Concentration of wealth in the hands of few: this is actually being promoted by all administrations the US has seen in the last decades. If only 80% of the insane military budget could be used to house, feed, cloth and educate EVERY citizen...

3 comments

Zoning would help primarily in the highest-cost areas. The blog post doesn't specify it, but the problem is mainly in a few major metropolitan areas, not country-wide.
Concentration of wealth is insufficient to explain it:

- there is no lack of cheap housing, however it's outside of main cities

- Concentration of wealth was worse in many moments in history, but that didn't imply in unaffordable real estate (at today's levels)

- Most government regulation works to restrict the supply of housing rather than expand it, even the ones that "theoretically" help with affordability (like rent controls - which I'm not against in some cases).

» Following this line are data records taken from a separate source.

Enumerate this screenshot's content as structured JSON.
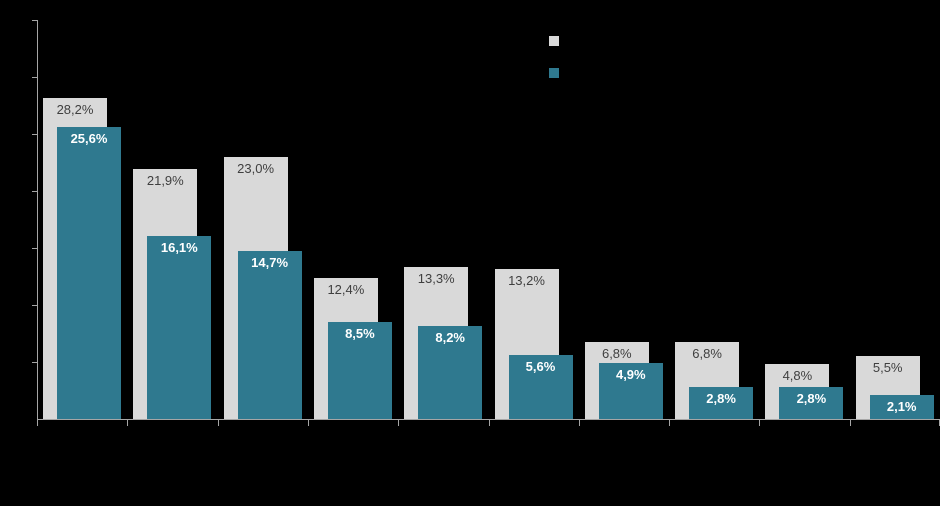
{
  "chart_data": {
    "type": "bar",
    "title": "",
    "categories": [
      "",
      "",
      "",
      "",
      "",
      "",
      "",
      "",
      "",
      ""
    ],
    "category_labels_visible": false,
    "series": [
      {
        "name": "",
        "color": "#d9d9d9",
        "label_color": "#3f3f3f",
        "values": [
          28.2,
          21.9,
          23.0,
          12.4,
          13.3,
          13.2,
          6.8,
          6.8,
          4.8,
          5.5
        ],
        "data_labels": [
          "28,2%",
          "21,9%",
          "23,0%",
          "12,4%",
          "13,3%",
          "13,2%",
          "6,8%",
          "6,8%",
          "4,8%",
          "5,5%"
        ]
      },
      {
        "name": "",
        "color": "#2f798f",
        "label_color": "#ffffff",
        "values": [
          25.6,
          16.1,
          14.7,
          8.5,
          8.2,
          5.6,
          4.9,
          2.8,
          2.8,
          2.1
        ],
        "data_labels": [
          "25,6%",
          "16,1%",
          "14,7%",
          "8,5%",
          "8,2%",
          "5,6%",
          "4,9%",
          "2,8%",
          "2,8%",
          "2,1%"
        ]
      }
    ],
    "xlabel": "",
    "ylabel": "",
    "ylim": [
      0,
      35
    ],
    "y_tick_step": 5,
    "y_tick_labels_visible": false,
    "grid": false,
    "legend_position": "top-center",
    "background_color": "#000000",
    "axis_color": "#a6a6a6"
  }
}
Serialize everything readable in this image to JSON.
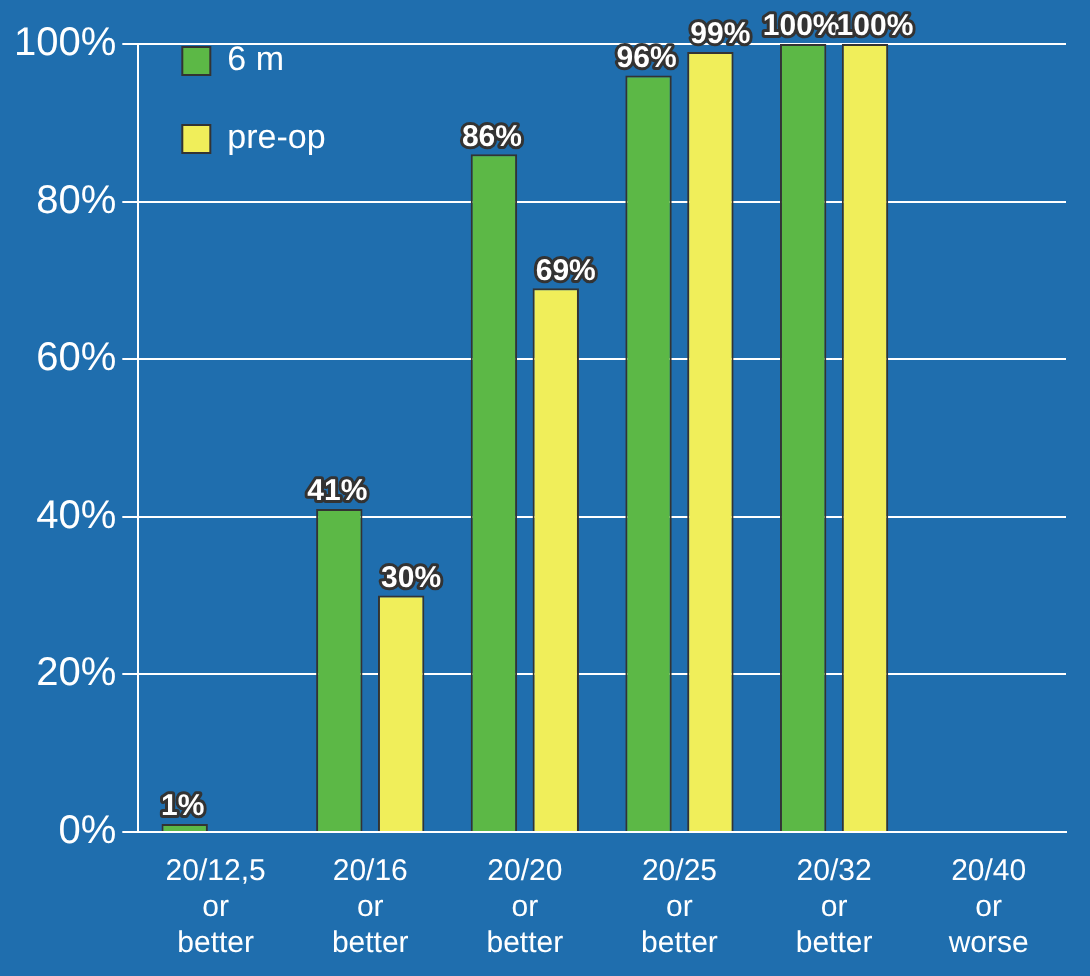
{
  "chart_data": {
    "type": "bar",
    "categories": [
      "20/12,5 or better",
      "20/16 or better",
      "20/20 or better",
      "20/25 or better",
      "20/32 or better",
      "20/40 or worse"
    ],
    "series": [
      {
        "name": "6 m",
        "color": "#5cb846",
        "values": [
          1,
          41,
          86,
          96,
          100,
          0
        ],
        "value_labels": [
          "1%",
          "41%",
          "86%",
          "96%",
          "100%",
          null
        ]
      },
      {
        "name": "pre-op",
        "color": "#f0ee5a",
        "values": [
          0,
          30,
          69,
          99,
          100,
          0
        ],
        "value_labels": [
          null,
          "30%",
          "69%",
          "99%",
          "100%",
          null
        ]
      }
    ],
    "ylim": [
      0,
      100
    ],
    "yticks": [
      {
        "value": 0,
        "label": "0%"
      },
      {
        "value": 20,
        "label": "20%"
      },
      {
        "value": 40,
        "label": "40%"
      },
      {
        "value": 60,
        "label": "60%"
      },
      {
        "value": 80,
        "label": "80%"
      },
      {
        "value": 100,
        "label": "100%"
      }
    ],
    "grid": "y",
    "legend": "top left"
  }
}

The problem is that everyone is trying to concentrate their wealth and that only the wealthy have the means to achieve it.
> The problem is that everyone is trying to concentrate their wealth

Here you see people as individuals.

> and that only the wealthy have the means to achieve it.

And here you distinguish classes.

I think this is a class issue, with at the top level: the "wealthy to the extend that you do not have to work to survive" at one side, and the "rest of us" on the other side.

Concentrating wealth to the extend that you can scrape by is a joke. This is called scraping by.

I saw this quote once and had to laugh:

"Socialism never took root in America because the poor see themselves not as an exploited proletariat, but as temporarily embarrassed millionaires."